Pork and kimchi stew
- January 2020
- Serves 4-6
- Hands-on time 30 min, oven time 2½-3 hours, plus marinating
This recipe does require a few specialist ingredients, but they’re easy enough to find in large supermarkets or Asian grocers. The result is a deeply spiced, slow-cooked pork casserole with the pickled sharpness of kimchi.
- 11.8g (2.8g saturated)
- 7.9g (4.2g sugars)
- 1kg boneless British free-range pork shoulder, cut into 3-4cm chunks
- 2 tbsp gochujang chilli bean paste (see Know-how)
- 2 tbsp doenjang soya bean paste or miso paste (see Know-how)
- 2 tbsp olive oil for frying
- 2 onions, sliced
- Bunch spring onions, trimmed and halved lengthways
- 4 garlic cloves, sliced or chopped
- 200-250g jar kimchi, plus extra to serve (optional); we like Cultured Collective and Yutaka
- 2 tsp oyster sauce
- 15g dried porcini mushrooms, soaked in enough boiling water to cover
- Toasted sesame oil to drizzle
- Soy sauce to drizzle
- 2-3 tbsp sesame seeds to serve
- Gochugaru (see Know-how) or other sweet pepper flakes for sprinkling
You’ll also need …
- Large casserole with a lid; sheet of compostable non-stick baking paper
- Heat the oven to 150°C/130°C fan/gas 2. Put the pork in a large glass or ceramic bowl and mix with the gochujang and doenjang/miso.
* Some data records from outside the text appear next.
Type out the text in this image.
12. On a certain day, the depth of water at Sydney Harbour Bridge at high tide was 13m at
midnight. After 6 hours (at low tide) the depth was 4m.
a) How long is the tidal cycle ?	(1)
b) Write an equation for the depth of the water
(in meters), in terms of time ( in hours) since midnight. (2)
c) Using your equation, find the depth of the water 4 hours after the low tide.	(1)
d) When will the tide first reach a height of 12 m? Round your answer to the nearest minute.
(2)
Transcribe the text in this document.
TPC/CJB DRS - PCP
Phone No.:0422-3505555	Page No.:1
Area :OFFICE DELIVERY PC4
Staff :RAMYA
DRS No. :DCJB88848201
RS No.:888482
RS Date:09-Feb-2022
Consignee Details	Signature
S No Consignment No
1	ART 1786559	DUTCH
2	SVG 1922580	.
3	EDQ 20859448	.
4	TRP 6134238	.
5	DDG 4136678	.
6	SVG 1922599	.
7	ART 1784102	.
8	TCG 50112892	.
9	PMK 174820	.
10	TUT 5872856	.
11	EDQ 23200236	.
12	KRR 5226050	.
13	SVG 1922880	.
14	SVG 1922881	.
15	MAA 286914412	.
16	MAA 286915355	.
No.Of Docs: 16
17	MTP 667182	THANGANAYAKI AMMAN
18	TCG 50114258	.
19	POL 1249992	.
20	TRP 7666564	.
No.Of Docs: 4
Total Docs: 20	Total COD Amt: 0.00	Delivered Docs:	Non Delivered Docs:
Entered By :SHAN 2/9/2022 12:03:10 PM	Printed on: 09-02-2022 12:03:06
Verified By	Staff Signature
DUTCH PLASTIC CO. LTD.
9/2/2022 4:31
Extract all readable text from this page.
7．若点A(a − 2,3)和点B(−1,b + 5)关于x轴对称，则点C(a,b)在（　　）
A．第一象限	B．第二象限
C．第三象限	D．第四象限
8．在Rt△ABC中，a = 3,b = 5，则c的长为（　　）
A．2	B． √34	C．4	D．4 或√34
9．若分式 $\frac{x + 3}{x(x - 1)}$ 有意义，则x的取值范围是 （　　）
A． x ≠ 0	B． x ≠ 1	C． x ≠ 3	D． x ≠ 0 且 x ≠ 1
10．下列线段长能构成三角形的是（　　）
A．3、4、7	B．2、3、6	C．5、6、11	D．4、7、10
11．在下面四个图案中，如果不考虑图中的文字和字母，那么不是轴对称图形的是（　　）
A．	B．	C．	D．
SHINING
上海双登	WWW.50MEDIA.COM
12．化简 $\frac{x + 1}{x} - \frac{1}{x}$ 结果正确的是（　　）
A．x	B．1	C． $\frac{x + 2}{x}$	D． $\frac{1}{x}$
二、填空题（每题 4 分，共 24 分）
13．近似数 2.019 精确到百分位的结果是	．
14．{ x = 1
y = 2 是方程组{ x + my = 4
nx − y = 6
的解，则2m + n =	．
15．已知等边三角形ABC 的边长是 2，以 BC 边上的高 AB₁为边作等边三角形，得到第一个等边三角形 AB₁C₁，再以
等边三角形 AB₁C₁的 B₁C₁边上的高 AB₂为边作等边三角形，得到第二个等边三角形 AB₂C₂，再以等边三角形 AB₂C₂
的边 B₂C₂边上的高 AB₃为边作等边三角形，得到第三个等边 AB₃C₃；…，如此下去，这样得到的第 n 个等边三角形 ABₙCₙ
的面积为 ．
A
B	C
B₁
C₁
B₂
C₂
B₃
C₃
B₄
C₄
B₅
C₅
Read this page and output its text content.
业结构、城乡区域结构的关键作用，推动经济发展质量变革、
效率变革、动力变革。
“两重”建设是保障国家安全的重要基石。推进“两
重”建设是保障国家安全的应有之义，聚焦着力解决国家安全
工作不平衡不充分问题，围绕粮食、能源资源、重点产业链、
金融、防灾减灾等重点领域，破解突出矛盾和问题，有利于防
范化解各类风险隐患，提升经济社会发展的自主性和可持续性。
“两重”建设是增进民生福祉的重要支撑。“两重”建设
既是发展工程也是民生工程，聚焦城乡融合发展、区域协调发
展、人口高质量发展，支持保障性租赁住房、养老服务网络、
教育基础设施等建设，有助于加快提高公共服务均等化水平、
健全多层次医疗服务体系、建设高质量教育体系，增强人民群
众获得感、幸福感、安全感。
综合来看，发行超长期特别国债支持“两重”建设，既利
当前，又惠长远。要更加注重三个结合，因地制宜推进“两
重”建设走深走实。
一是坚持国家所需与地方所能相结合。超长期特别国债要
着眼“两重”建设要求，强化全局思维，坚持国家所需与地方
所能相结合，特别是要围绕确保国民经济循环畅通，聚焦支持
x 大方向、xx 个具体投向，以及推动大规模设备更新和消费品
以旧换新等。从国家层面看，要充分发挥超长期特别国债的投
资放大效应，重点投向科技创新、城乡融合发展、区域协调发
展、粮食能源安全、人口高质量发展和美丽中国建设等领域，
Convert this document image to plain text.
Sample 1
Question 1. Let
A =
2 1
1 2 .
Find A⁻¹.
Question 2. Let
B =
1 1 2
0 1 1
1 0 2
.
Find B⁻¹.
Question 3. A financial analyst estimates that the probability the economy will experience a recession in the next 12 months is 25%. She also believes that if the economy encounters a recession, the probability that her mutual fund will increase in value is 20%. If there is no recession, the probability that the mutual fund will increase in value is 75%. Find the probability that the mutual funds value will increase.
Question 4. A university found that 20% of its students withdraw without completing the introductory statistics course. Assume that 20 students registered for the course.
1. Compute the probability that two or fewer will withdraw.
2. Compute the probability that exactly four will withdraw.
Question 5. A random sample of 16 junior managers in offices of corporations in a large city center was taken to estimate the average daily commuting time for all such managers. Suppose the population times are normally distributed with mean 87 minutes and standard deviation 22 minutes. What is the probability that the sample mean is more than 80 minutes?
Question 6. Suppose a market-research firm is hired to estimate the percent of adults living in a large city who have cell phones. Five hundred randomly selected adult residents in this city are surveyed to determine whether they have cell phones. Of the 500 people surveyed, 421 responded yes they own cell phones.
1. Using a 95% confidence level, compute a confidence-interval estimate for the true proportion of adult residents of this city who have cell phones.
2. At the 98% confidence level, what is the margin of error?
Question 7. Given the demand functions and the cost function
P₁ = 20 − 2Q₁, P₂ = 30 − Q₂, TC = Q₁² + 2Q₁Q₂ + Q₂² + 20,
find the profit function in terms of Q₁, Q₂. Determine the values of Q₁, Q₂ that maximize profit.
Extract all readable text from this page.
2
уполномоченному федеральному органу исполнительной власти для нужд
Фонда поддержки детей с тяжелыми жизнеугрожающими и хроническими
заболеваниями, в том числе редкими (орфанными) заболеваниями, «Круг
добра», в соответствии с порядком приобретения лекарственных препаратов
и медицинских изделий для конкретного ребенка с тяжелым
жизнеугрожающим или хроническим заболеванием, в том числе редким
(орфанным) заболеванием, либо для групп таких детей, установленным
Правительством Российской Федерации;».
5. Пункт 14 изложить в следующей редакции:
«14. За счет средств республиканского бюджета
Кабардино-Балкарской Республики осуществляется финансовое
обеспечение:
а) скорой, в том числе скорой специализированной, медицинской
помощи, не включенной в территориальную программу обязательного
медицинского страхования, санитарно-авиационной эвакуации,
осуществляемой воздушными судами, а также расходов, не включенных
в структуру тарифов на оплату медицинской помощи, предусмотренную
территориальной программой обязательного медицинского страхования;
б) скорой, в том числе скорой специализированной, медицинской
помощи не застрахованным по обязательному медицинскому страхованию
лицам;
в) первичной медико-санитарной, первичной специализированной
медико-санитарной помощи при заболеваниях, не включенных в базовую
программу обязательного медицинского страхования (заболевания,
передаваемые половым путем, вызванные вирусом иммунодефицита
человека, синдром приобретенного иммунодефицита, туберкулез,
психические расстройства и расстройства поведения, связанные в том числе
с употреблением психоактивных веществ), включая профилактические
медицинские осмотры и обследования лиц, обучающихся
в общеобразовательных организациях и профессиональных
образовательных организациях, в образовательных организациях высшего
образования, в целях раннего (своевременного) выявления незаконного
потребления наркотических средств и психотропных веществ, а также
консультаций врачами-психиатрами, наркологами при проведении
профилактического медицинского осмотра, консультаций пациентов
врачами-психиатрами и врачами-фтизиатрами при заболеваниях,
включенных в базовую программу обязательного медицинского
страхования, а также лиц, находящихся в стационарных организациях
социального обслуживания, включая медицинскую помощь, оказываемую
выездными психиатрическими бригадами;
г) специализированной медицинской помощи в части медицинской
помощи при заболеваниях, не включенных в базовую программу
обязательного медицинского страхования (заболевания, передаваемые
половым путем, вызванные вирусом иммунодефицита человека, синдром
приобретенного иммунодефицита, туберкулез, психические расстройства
Set aside
to marinate for 30 minutes.
- Meanwhile, heat the oil in the casserole, then add the sliced onions and half the spring onions. Fry gently over a low heat for 12-15 minutes until soft, stir in the garlic, then cook for another minute.
- Stir the marinated pork into the onions in the casserole. Stir in the kimchi, oyster sauce, porcini and all but the last 1cm of soaking liquid (discard this as it will be gritty). Rinse out the kimchi jar with 100ml water and add that to
the casserole with a further 500ml water. Bring up to a fast simmer, then scrunch up a piece of wet baking paper, open out and sit this on top of the stew. Cover with the lid, then transfer to the oven and cook for 2 hours (the baking paper minimises water evaporation/condensation and keeps the temperature steady, even in a low oven).
- Remove the casserole from the oven, discard the baking paper and give the stew a good stir. Add the remaining spring onions, return to the oven and cook, uncovered, for a further 30 minutes to 1 hour until the stew has reduced and the meat is fall-apart tender.
- Serve the stew drizzled with sesame oil and soy sauce, and scattered with sesame seeds and gochugaru, with extra kimchi on the side, if you like.
The Korean ingredients in this stew can be found in larger supermarkets or from an Asian grocer. If you don’t have one near you, find everything at Souschef.
The stew will keep in an airtight container in the fridge for up to 3 days, or in the freezer for up to 3 months. Defrost in the fridge overnight, then reheat until piping hot to serve.
Gochujang is a Korean chilli bean paste that’s worth seeking out for its unique, rich and spicy flavour. As well as flavouring soups and stews, it’s good in everything from bacon butties to lettuce wraps.
Doenjang soya bean paste is made from fermented soya beans and is sometimes referred to as Korean miso. It’s often served to pep up plain rice or in bibimbap.
Gochugaru are chilli flakes with a sweet, smoky taste, used to flavour kimchee.
A plain kombucha or a riesling from Alsace in eastern France.